So my first official personal post was written after I confidently walk home after deploying a patch and talk about weighing the pros and cons of doing so on a Friday.
Ooops.
Of course, it turned out that the patch had a bug we couldn’t find on any of our test grids due to the lack of load. (Side note: we are serious about doing synthetic load testing, we’re just not there yet.) The bug was in a change intended to address “stuck upload queues” – which basically means that a simulator is busy uploading attachments from residents to the asset servers and gets “stuck.” The fix unfortunately had bigger problems – the simulators would crash under certain circumstances. D’oh.
For those who are interested…
The grid is so large now that random hardware and network failures create enough noise that it usually takes a while to notice a trend. In this case, the crash rate spiked noticeably after the rollout was complete. Of course, everyone had gone home, so it was up to the Grid Monkey to notice this. The GM got in touch with me the next day, and we decided that a rollback was the safest option, and initiated that as quickly as was convenient.
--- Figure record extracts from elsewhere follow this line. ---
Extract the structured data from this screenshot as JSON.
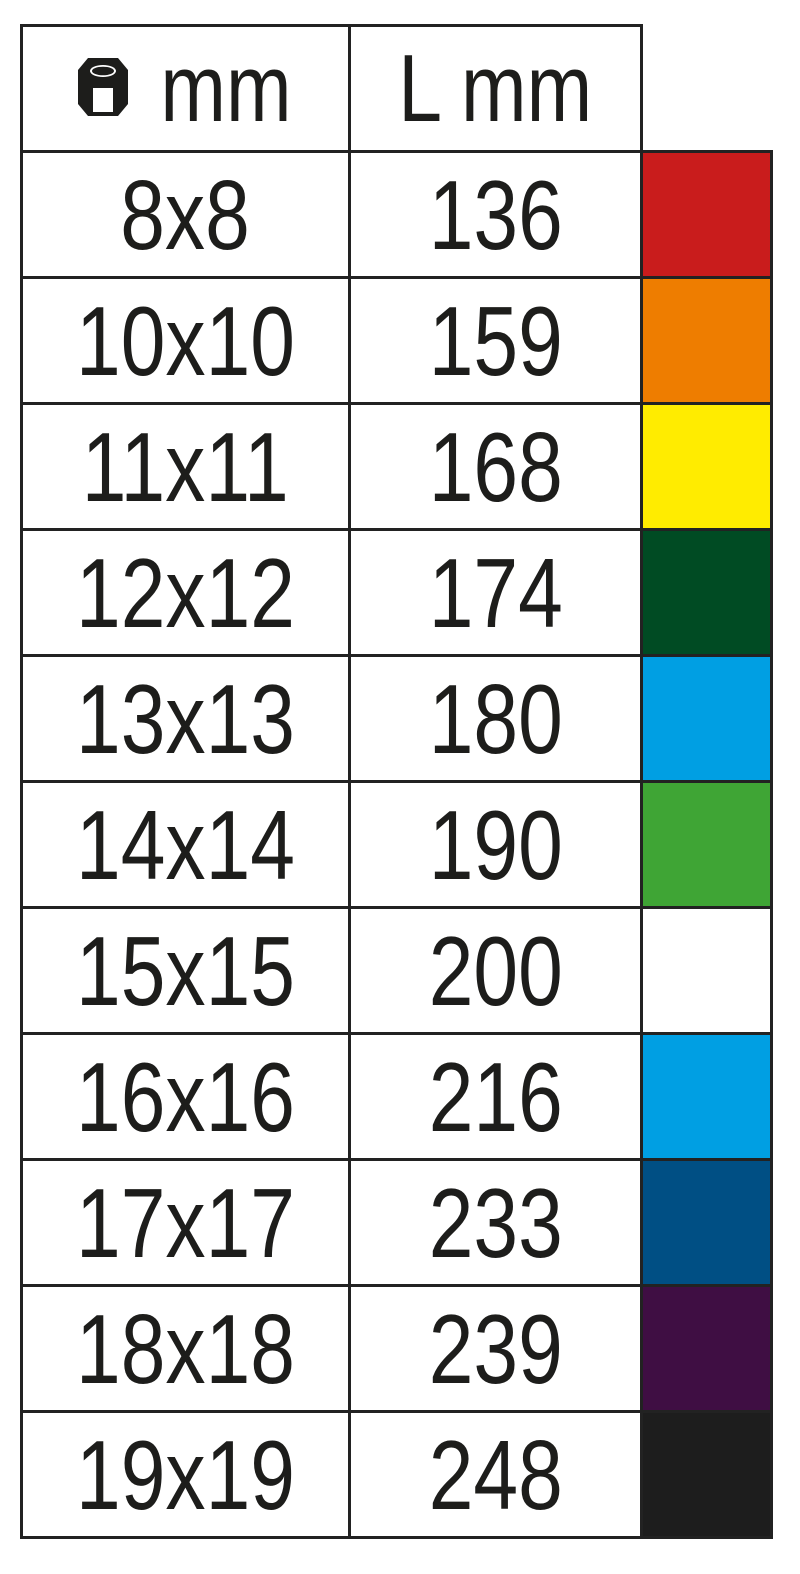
{
  "header": {
    "col1_icon": "hex-nut-icon",
    "col1_label": "mm",
    "col2_label": "L mm"
  },
  "rows": [
    {
      "size": "8x8",
      "length": "136",
      "color": "#c91c1c"
    },
    {
      "size": "10x10",
      "length": "159",
      "color": "#ee7d00"
    },
    {
      "size": "11x11",
      "length": "168",
      "color": "#ffec00"
    },
    {
      "size": "12x12",
      "length": "174",
      "color": "#004b23"
    },
    {
      "size": "13x13",
      "length": "180",
      "color": "#009fe3"
    },
    {
      "size": "14x14",
      "length": "190",
      "color": "#3fa535"
    },
    {
      "size": "15x15",
      "length": "200",
      "color": "#ffffff"
    },
    {
      "size": "16x16",
      "length": "216",
      "color": "#009fe3"
    },
    {
      "size": "17x17",
      "length": "233",
      "color": "#004f84"
    },
    {
      "size": "18x18",
      "length": "239",
      "color": "#3f0e43"
    },
    {
      "size": "19x19",
      "length": "248",
      "color": "#1d1d1d"
    }
  ]
}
One positive thing about the patch/rollback is that while the patch was live residents identified SVC-55: llLookAt and llRotLookAt were broken by the patch. We were able to identify the cause of that, fix it, and then see if we could address the issue with the “stuck upload queues” fix. After several days of investigation we narrowed it down, but it was unclear if a re-fix would actually improve things in practice, without rolling it out to the grid, we ended up simply reverting the change.